Er bestaan verschillen binnen dit apparaat en verschillende functionarissen stellen zich verschillend op, mede bepaald door hun plaats in het apparaat en hun persoonlijke en politieke opvattingen. Maar toch zijn er sterke gemeenschappelijke kenmerken van het apparaat als geheel. In plaats van het oorspronkelijke doel van de organisatie, het verbeteren van de positie van de leden en van de arbeidersklasse in het algemeen, wordt voor hen het belang van de organisatie zelf steeds belangrijker. Het is immers deze organisatie die hun salaris betaalt, waarvoor ze elke dag werken en waarmee ze vertrouwd zijn. Overleggen en nog eens overleggen om een voor alle partijen acceptabel resultaat te bereiken wordt het gebruikelijke werk van veel vakbondsbestuurders. Zoals iedere bureaucratie, is ook de vakbondsbureaucratie wars van het nemen van risico’s en heeft ze sterk behoudende trekjes. Een staking kan tot een succes leiden, maar ook tot een nederlaag die de stakingskassen uitput en zelfs het voortbestaan van de organiserende vakbond op het spel zet – en daarmee de banen van de bestuurders.
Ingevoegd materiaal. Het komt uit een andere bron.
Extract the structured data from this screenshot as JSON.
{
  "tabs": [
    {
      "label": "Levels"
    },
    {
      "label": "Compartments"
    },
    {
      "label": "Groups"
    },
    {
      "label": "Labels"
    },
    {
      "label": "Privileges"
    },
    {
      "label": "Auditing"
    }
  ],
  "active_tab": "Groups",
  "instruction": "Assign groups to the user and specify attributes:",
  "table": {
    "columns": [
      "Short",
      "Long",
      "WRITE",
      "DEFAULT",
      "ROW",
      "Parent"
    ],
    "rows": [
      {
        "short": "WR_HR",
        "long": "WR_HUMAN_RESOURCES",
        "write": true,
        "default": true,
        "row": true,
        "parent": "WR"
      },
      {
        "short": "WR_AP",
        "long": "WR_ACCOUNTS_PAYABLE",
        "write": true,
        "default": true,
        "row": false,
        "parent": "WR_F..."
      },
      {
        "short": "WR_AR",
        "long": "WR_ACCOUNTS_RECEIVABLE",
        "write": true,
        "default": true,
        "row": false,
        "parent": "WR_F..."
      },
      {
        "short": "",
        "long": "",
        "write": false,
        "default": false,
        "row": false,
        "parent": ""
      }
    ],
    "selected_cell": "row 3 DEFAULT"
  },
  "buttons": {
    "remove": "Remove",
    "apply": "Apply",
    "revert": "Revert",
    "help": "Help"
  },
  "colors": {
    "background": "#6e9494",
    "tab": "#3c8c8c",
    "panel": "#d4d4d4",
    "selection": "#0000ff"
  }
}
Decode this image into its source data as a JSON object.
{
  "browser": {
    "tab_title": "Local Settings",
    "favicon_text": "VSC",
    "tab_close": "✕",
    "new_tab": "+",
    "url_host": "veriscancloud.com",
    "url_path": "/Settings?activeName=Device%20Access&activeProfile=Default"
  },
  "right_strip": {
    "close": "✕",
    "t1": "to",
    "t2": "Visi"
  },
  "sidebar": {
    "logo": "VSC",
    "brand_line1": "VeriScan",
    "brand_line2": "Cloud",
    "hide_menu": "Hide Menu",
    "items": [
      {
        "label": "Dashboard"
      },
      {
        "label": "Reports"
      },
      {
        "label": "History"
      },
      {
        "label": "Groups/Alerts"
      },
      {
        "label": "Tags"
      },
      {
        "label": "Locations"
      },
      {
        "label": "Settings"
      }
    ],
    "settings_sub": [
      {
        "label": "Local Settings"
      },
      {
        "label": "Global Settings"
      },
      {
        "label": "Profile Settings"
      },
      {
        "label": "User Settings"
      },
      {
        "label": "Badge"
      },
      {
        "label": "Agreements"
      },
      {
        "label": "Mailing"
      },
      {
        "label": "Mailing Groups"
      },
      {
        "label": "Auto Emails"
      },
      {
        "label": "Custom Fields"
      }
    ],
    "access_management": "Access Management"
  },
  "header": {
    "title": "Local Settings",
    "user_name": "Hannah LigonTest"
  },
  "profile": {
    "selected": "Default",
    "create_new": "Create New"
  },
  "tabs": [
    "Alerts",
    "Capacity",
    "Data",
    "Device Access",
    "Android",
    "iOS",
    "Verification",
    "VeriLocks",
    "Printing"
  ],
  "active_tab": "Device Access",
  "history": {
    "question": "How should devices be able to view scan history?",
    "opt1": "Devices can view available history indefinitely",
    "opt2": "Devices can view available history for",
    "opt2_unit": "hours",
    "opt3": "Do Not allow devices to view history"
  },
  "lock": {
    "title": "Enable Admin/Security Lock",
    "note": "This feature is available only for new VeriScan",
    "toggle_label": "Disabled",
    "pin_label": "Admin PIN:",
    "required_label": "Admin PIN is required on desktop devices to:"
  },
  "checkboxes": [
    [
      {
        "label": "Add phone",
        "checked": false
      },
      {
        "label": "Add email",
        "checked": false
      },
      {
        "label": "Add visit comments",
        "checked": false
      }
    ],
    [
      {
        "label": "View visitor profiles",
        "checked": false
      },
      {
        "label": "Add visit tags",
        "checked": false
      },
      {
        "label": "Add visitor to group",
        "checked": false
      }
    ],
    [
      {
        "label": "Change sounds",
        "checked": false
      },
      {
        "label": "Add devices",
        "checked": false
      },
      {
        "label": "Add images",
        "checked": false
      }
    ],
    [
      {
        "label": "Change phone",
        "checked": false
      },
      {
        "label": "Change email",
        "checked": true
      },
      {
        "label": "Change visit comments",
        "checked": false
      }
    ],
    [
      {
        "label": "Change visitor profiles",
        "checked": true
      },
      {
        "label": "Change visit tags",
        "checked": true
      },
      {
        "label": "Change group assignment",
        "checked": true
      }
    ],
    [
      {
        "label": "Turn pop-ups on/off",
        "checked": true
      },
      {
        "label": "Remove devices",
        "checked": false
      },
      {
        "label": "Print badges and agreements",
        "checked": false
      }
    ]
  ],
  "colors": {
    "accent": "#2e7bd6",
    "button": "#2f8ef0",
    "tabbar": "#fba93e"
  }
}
Behalve het materiële belang van vakbondsbestuurders en functionarissen spelen er ook sterke politieke en psychologische factoren een rol in het verzelfstandigen van de bureaucratie ten opzichte van de leden en de aanpassing aan heersende verhoudingen. Veel vakbondsbestuurders, met name in de top van de organisatie, brengen meer tijd door met overleggen en onderhandelen met werkgevers en overheidsfunctionarissen dan met hun eigen leden. Ze gaan zich dan ook steeds meer aanpassen aan de daar heersende normen en waarden en gaan zich verantwoordelijk voelen voor allerlei zaken die helemaal niet in het belang van hun leden zijn.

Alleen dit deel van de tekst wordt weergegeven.